I’m happy to say I’ve been invited to a Halloween party this year and look forward to scrambling at the last minute to throw together a costume for both me and my wife—just like four years ago when I was last invited to a Halloween party. I don’t get invited to many parties, which surprises me because I find
myself so darned entertaining. I guess most folks don’t have my correct contact information.
Last time I went as a software pirate. I cut up a shirt and a pair of pajama pants to make them look pirate-like, got an eye patch and a couple of other props from the dollar store, then sewed a bunch of CDs and floppy discs to my clothes. Software + pirate, get it? My wife was a deviled egg—a white shirt with a big yellow circle painted on—with horns, a tail and a pitch fork. I like costumes that make people think.
Probably one of the reasons I don’t get invited. I don’t like politically-themed costumes; too
controversial. No kitty-cats either; way too easy. (Although a humongous biker dude in a kitty-cat costume would be pretty funny.)
Store-bought outfits don’t work for me either. I’ll probably end up doing something bloody this year. Gushing head wounds always crack people up. I got an email from a reader asking if Anthem would be celebrating Halloween on Sunday, Oct. 31, or would it be some other day. I’m guessing because Halloween is Sunday—church day for many—the two can’t coexist without some type of apocalypse?
I have to guess because the email didn’t explain. Since I was in a particularly devilish
mood, I explained: Turn to chapter 5.2 of the Halloween bylaws:
When Halloween falls on a Sunday, provided said day is the last day of October and the month has 31 days, all festivities will be celebrated on the previous Tuesday (Oct. 26).
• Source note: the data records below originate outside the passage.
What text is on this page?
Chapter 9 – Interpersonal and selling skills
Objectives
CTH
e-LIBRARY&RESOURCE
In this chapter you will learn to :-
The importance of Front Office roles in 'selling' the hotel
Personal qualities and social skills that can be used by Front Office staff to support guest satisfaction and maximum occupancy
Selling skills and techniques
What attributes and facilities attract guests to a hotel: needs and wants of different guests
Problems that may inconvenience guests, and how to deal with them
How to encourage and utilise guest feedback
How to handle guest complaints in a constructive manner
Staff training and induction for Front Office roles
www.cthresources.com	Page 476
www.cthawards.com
Because of this exception,
all trick-or-treaters must (not “shall,”but “must”) wear a brightly-colored elbow patch on their right knee and speak with a Himalayan accent.
Furthermore, church-goers will, on the following Sunday, offer up all Reese’s Peanut Butter Cups
(received on the previous Tuesday) to poor souls who have no peanut butter cups, and must, (not “shall,”but “must”) deposit the chocolatey confections in the collection plate.
Here’s to a happy and safe Halloween for you, and quite possibly a peanut butter cup for me,
when the collection plate passes my way this Sunday.